On 03.09.22 06:30, Nathan Bossart wrote:
> On Fri, Sep 02, 2022 at 10:06:54PM -0400, Tom Lane wrote:
>> I think the distance limit of 5 is too loose though. I see that
>> it accommodates examples like "passfile" for "password", which
>> seems great at first glance; but it also allows fundamentally
>> silly suggestions like "user" for "server" or "host" for "foo".
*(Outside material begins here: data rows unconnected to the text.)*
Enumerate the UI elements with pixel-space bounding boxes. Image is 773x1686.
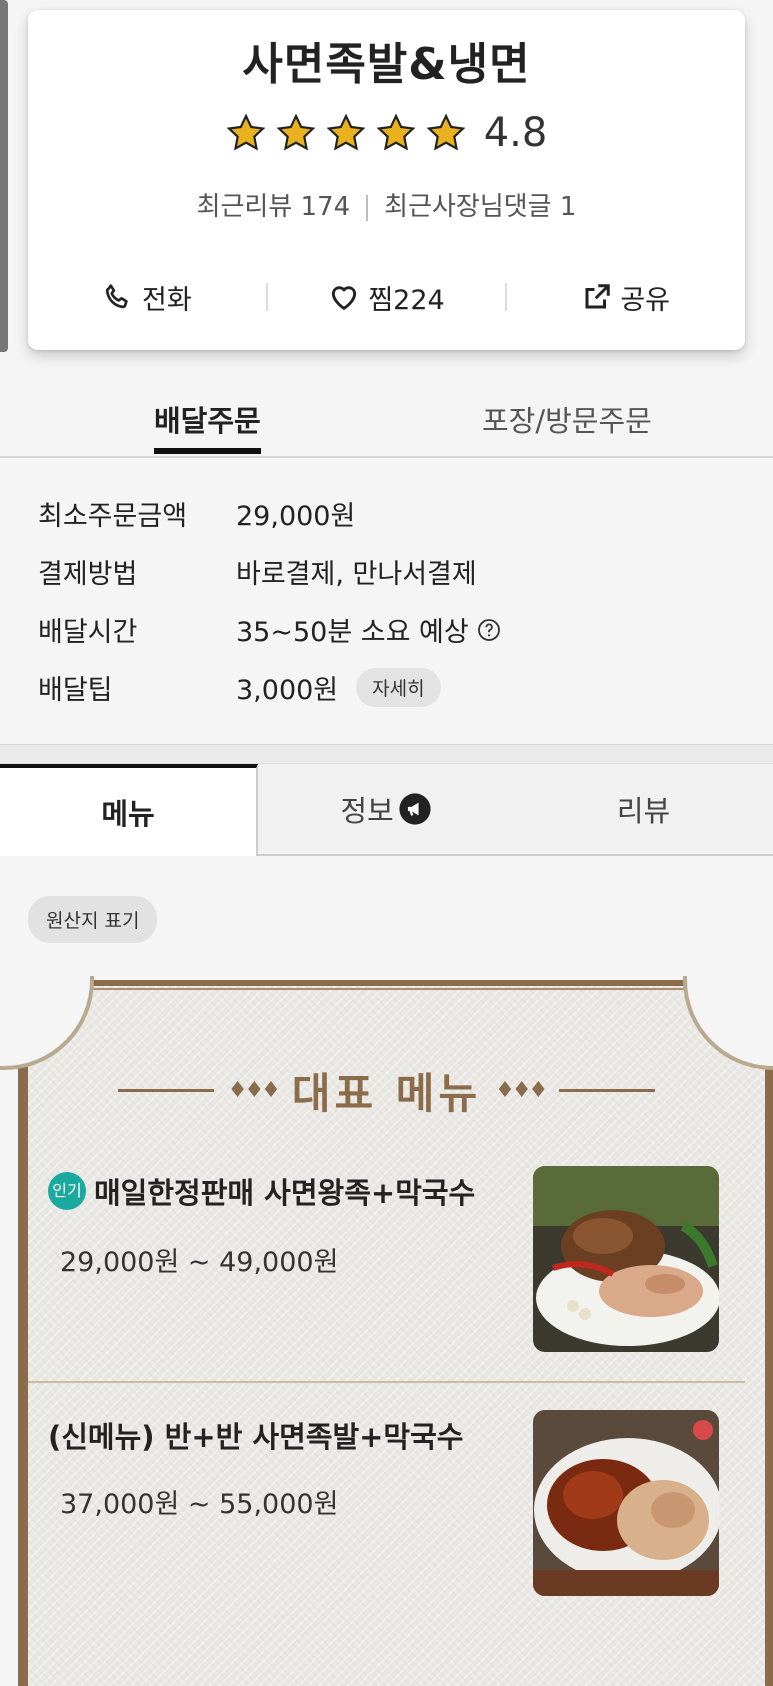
delivery-tip-value: 3,000원 <box>236 675 339 706</box>
star-icon <box>326 113 366 151</box>
favorite-button[interactable]: 찜224 <box>268 278 506 317</box>
menu-item-name-wrap: 인기 매일한정판매 사면왕족+막국수 <box>48 1170 475 1212</box>
menu-item-photo <box>533 1410 719 1596</box>
star-icon <box>276 113 316 151</box>
min-order-value: 29,000원 <box>236 501 356 532</box>
share-label: 공유 <box>620 284 671 316</box>
origin-label-button[interactable]: 원산지 표기 <box>28 896 158 943</box>
menu-item[interactable]: (신메뉴) 반+반 사면족발+막국수 37,000원 ~ 55,000원 <box>28 1384 745 1624</box>
frame-top-border <box>80 980 695 990</box>
star-icon <box>376 113 416 151</box>
share-button[interactable]: 공유 <box>507 278 745 317</box>
star-icon <box>426 113 466 151</box>
menu-item-photo <box>533 1166 719 1352</box>
call-button[interactable]: 전화 <box>28 278 266 317</box>
phone-icon <box>105 284 128 309</box>
ornament-line <box>559 1089 656 1092</box>
menu-item-price: 29,000원 ~ 49,000원 <box>60 1247 339 1278</box>
rating-row: 4.8 <box>28 110 745 156</box>
recent-reviews-link[interactable]: 최근리뷰 174 <box>197 192 351 222</box>
owner-replies-link[interactable]: 최근사장님댓글 1 <box>384 192 576 222</box>
star-icon <box>226 113 266 151</box>
delivery-time-wrap: 35~50분 소요 예상 <box>236 610 501 649</box>
store-info-card: 사면족발&냉면 4.8 최근리뷰 174 최근사장님댓글 1 전화 찜224 공유 <box>28 10 745 350</box>
delivery-time-label: 배달시간 <box>38 617 138 648</box>
delivery-info: 최소주문금액 29,000원 결제방법 바로결제, 만나서결제 배달시간 35~… <box>38 494 738 726</box>
payment-row: 결제방법 바로결제, 만나서결제 <box>38 552 738 610</box>
tip-detail-button[interactable]: 자세히 <box>356 668 441 707</box>
main-tabs: 메뉴 정보 리뷰 <box>0 764 773 856</box>
menu-item-name: 매일한정판매 사면왕족+막국수 <box>94 1176 476 1210</box>
featured-menu-title: ♦♦♦ 대표 메뉴 ♦♦♦ <box>0 1060 773 1121</box>
tab-info-label: 정보 <box>340 794 394 828</box>
order-type-tabs: 배달주문 포장/방문주문 <box>0 380 773 458</box>
tab-review[interactable]: 리뷰 <box>514 764 773 856</box>
ornament-line <box>117 1089 214 1092</box>
menu-item[interactable]: 인기 매일한정판매 사면왕족+막국수 29,000원 ~ 49,000원 <box>28 1148 745 1368</box>
megaphone-icon <box>399 793 431 825</box>
tab-menu[interactable]: 메뉴 <box>0 764 258 856</box>
delivery-tip-row: 배달팁 3,000원 자세히 <box>38 668 738 726</box>
left-edge-handle <box>0 0 8 352</box>
diamond-ornament-icon: ♦♦♦ <box>495 1078 548 1103</box>
payment-label: 결제방법 <box>38 559 138 590</box>
tab-pickup-order[interactable]: 포장/방문주문 <box>482 398 652 440</box>
section-divider <box>0 744 773 764</box>
min-order-label: 최소주문금액 <box>38 501 188 532</box>
action-bar: 전화 찜224 공유 <box>28 272 745 322</box>
popular-badge: 인기 <box>48 1172 86 1210</box>
featured-title-text: 대표 메뉴 <box>291 1069 482 1118</box>
question-icon[interactable] <box>477 618 501 642</box>
payment-value: 바로결제, 만나서결제 <box>236 559 477 590</box>
delivery-time-row: 배달시간 35~50분 소요 예상 <box>38 610 738 668</box>
tab-delivery-order[interactable]: 배달주문 <box>154 398 261 454</box>
heart-icon <box>332 286 357 310</box>
menu-item-name-wrap: (신메뉴) 반+반 사면족발+막국수 <box>48 1414 463 1456</box>
delivery-tip-label: 배달팁 <box>38 675 113 706</box>
delivery-time-value: 35~50분 소요 예상 <box>236 617 469 648</box>
favorite-label: 찜224 <box>368 284 445 316</box>
tab-info[interactable]: 정보 <box>258 764 514 856</box>
call-label: 전화 <box>141 284 192 316</box>
diamond-ornament-icon: ♦♦♦ <box>227 1078 281 1103</box>
menu-item-name: (신메뉴) 반+반 사면족발+막국수 <box>48 1420 464 1454</box>
menu-item-price: 37,000원 ~ 55,000원 <box>60 1489 339 1520</box>
review-summary: 최근리뷰 174 최근사장님댓글 1 <box>28 186 745 223</box>
rating-value: 4.8 <box>483 110 548 156</box>
store-name: 사면족발&냉면 <box>242 39 531 90</box>
divider <box>366 194 369 221</box>
share-icon <box>585 284 611 309</box>
delivery-tip-wrap: 3,000원 자세히 <box>236 668 441 707</box>
menu-divider <box>28 1381 745 1383</box>
min-order-row: 최소주문금액 29,000원 <box>38 494 738 552</box>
>> We'd need something smarter than Levenshtein if we want to offer
>> "passfile" for "password" without looking stupid on a whole lot
>> of other cases --- those words seem close, but they are close
>> semantically not textually.
>
> Yeah, it's really only useful for simple misspellings, but IMO even that is
> rather handy.
>
> I noticed that the parse_relation.c stuff excludes matches where more than
> half the characters are different, so I added that here and lowered the
> distance limit to 4. This seems to prevent the silly suggestions (e.g.,
> "host" for "foo") while retaining the more believable ones (e.g.,
> "passfile" for "password"), at least for the small set of examples covered
> in the tests.
I think this code is compact enough and the hints it produces are
reasonable, so I think we could go with it.
I notice that for column misspellings, the hint is phrased "Perhaps you
meant X." whereas here we have "Did you mean X?". Let's make that uniform.